Las bebidas agrias son otro arrecife submarino. Bebidas cítricas, agua con gas coloreada, té frío – todo esto lleva a un debilitamiento del esmalte dental. Incluso un esmalte saludable, después de que ese líquido entre en su base porosa, comienza a oscurecerse. La salida es simple: beber agua o diluirla con tus jugos favoritos, cola.

Resulta que el efecto perjudicial en los dientes no es solo rojo, sino también vino blanco, especialmente sus variedades dulces. La acidez aumentada del vino adelgaza el esmalte, haciéndolo muy sensible a otras bebidas. Para evitar consecuencias negativas entre sorbos de vino, comer pan o beber agua sola. Esto reducirá la acidez en la boca.

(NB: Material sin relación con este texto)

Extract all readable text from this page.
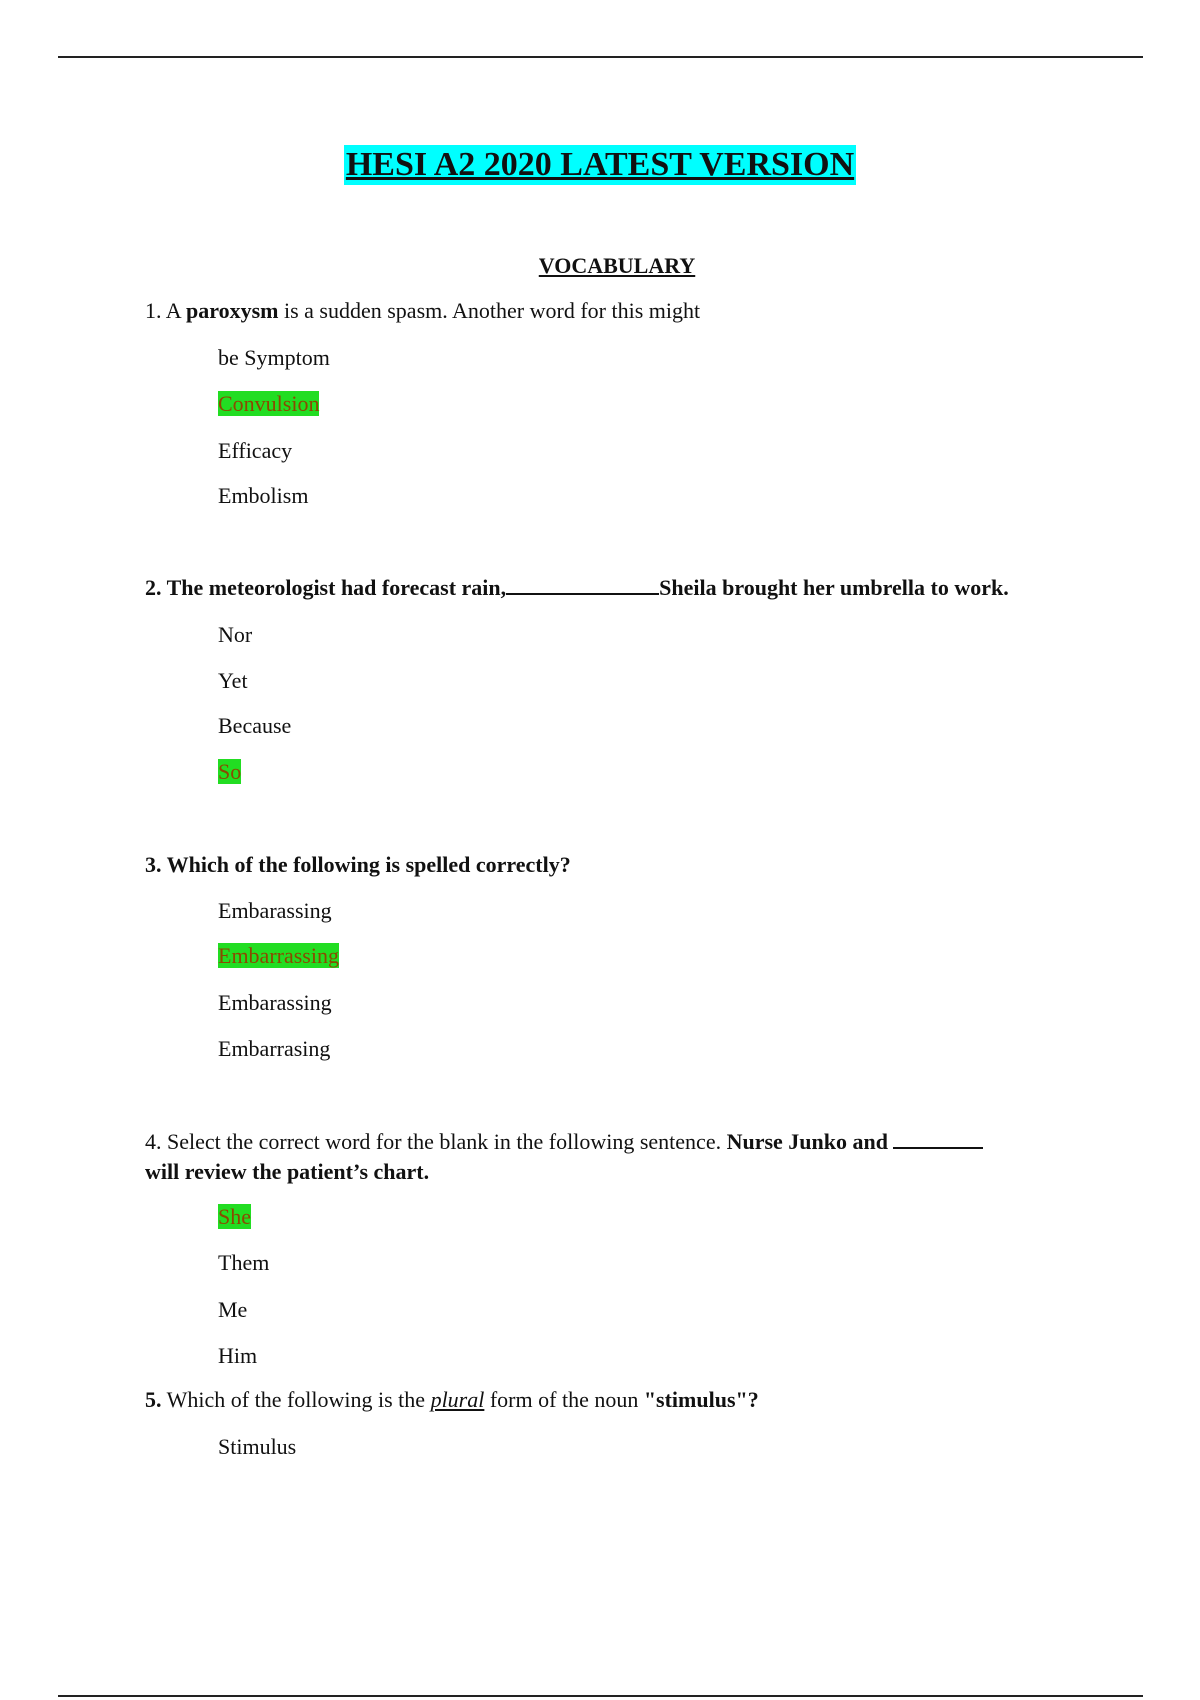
HESI A2 2020 LATEST VERSION
VOCABULARY
1. A paroxysm is a sudden spasm. Another word for this might
be Symptom
Convulsion
Efficacy
Embolism
2. The meteorologist had forecast rain,	Sheila brought her umbrella to work.
Nor
Yet
Because
So
3. Which of the following is spelled correctly?
Embarassing
Embarrassing
Embarassing
Embarrasing
4. Select the correct word for the blank in the following sentence. Nurse Junko and
will review the patient’s chart.
She
Them
Me
Him
5. Which of the following is the plural form of the noun "stimulus"?
Stimulus
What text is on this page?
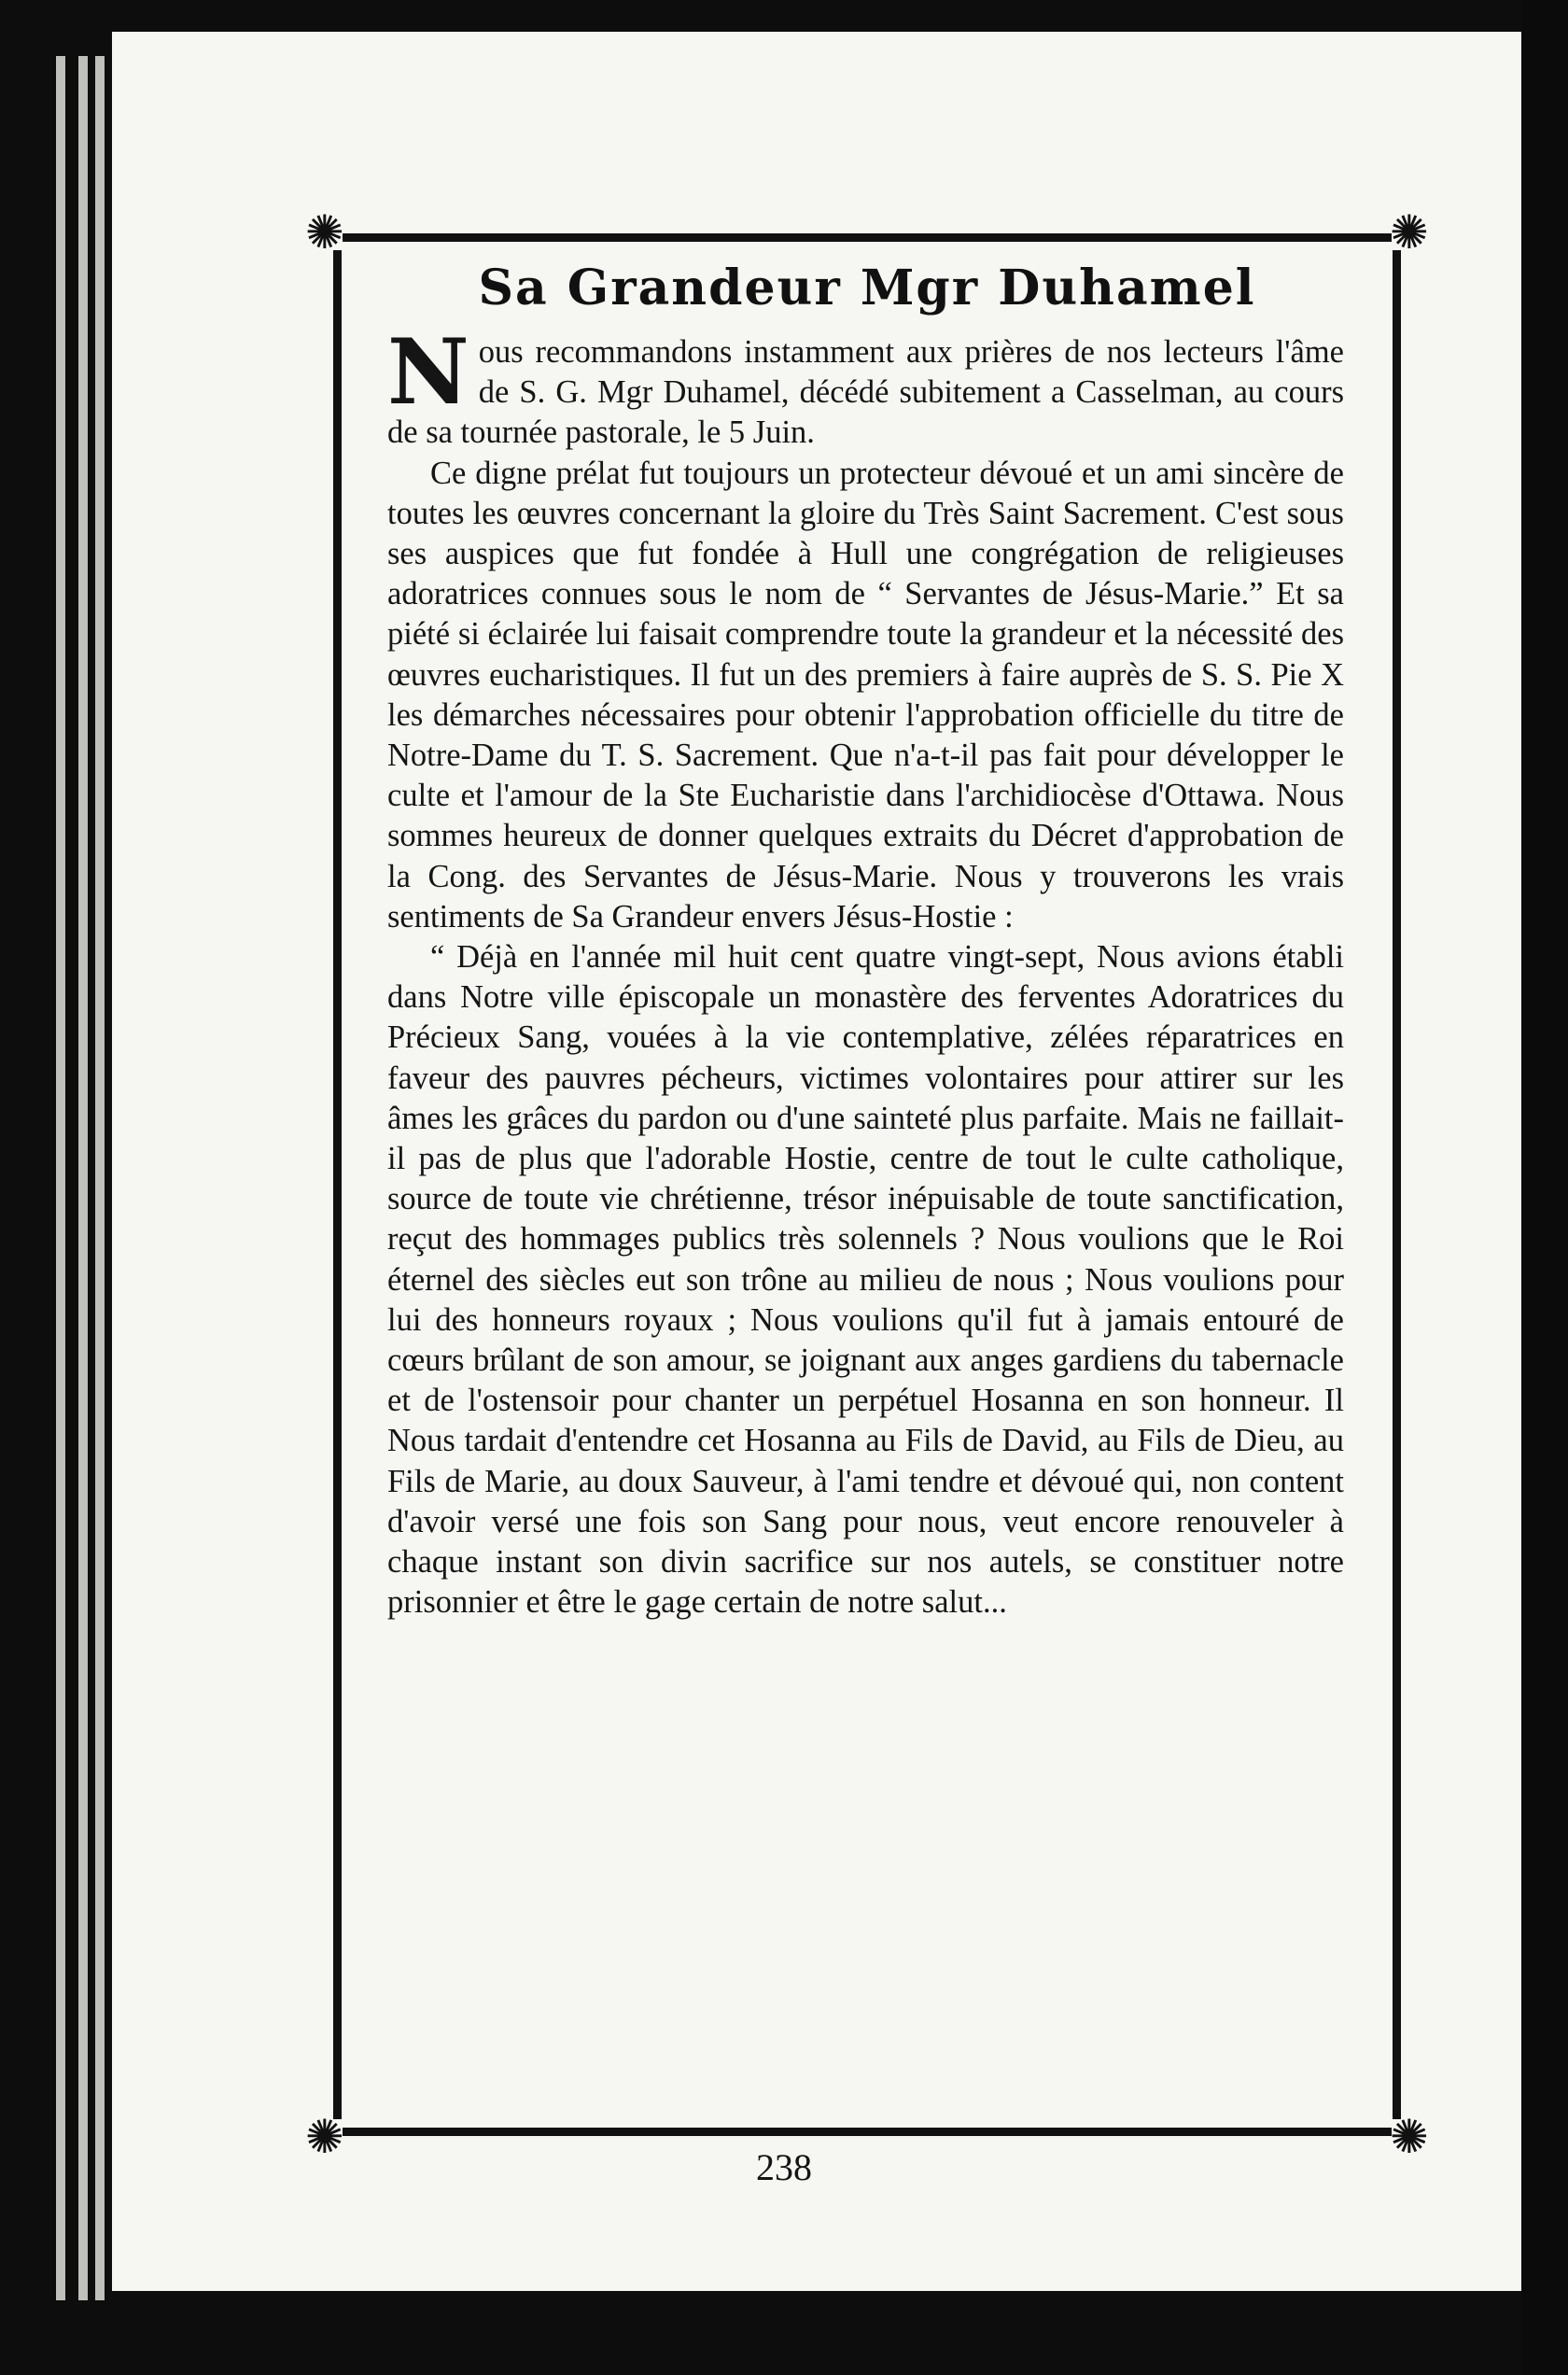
✺	✺
✺	✺
Sa Grandeur Mgr Duhamel

Nous recommandons instamment aux prières de nos lecteurs l'âme de S. G. Mgr Duhamel, décédé subitement a Casselman, au cours de sa tournée pastorale, le 5 Juin.

Ce digne prélat fut toujours un protecteur dévoué et un ami sincère de toutes les œuvres concernant la gloire du Très Saint Sacrement. C'est sous ses auspices que fut fondée à Hull une congrégation de religieuses adoratrices connues sous le nom de “ Servantes de Jésus-Marie.” Et sa piété si éclairée lui faisait comprendre toute la grandeur et la nécessité des œuvres eucharistiques. Il fut un des premiers à faire auprès de S. S. Pie X les démarches nécessaires pour obtenir l'approbation officielle du titre de Notre-Dame du T. S. Sacrement. Que n'a-t-il pas fait pour développer le culte et l'amour de la Ste Eucharistie dans l'archidiocèse d'Ottawa. Nous sommes heureux de donner quelques extraits du Décret d'approbation de la Cong. des Servantes de Jésus-Marie. Nous y trouverons les vrais sentiments de Sa Grandeur envers Jésus-Hostie :

“ Déjà en l'année mil huit cent quatre vingt-sept, Nous avions établi dans Notre ville épiscopale un monastère des ferventes Adoratrices du Précieux Sang, vouées à la vie contemplative, zélées réparatrices en faveur des pauvres pécheurs, victimes volontaires pour attirer sur les âmes les grâces du pardon ou d'une sainteté plus parfaite. Mais ne faillait-il pas de plus que l'adorable Hostie, centre de tout le culte catholique, source de toute vie chrétienne, trésor inépuisable de toute sanctification, reçut des hommages publics très solennels ? Nous voulions que le Roi éternel des siècles eut son trône au milieu de nous ; Nous voulions pour lui des honneurs royaux ; Nous voulions qu'il fut à jamais entouré de cœurs brûlant de son amour, se joignant aux anges gardiens du tabernacle et de l'ostensoir pour chanter un perpétuel Hosanna en son honneur. Il Nous tardait d'entendre cet Hosanna au Fils de David, au Fils de Dieu, au Fils de Marie, au doux Sauveur, à l'ami tendre et dévoué qui, non content d'avoir versé une fois son Sang pour nous, veut encore renouveler à chaque instant son divin sacrifice sur nos autels, se constituer notre prisonnier et être le gage certain de notre salut...

238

Resulta que esas bayas ricas en vitaminas también ocultan una amenaza oculta. Teniendo en su composición pigmentos muy fuertes, las bayas tienden a manchar el esmalte. La oposición natural a la decoloración del esmalte dental es la manzana, el apio y la zanahoria. Estos son los productos que vale la pena comer después del postre de bayas.

Los amantes a menudo regale limón tampoco es para envidiar. Después de la interacción con el ácido cítrico, el esmalte se vuelve notablemente más delgado y, en consecuencia, será más susceptible a diversos tipos de colorantes. Después de comer limón, tenga a mano el chicle o un vaso de agua.

Si los alimentos ácidos corroen el esmalte, el frío lo hace romperse. No intentes con el destino, no tortures tus dientes con cambios bruscos de temperatura.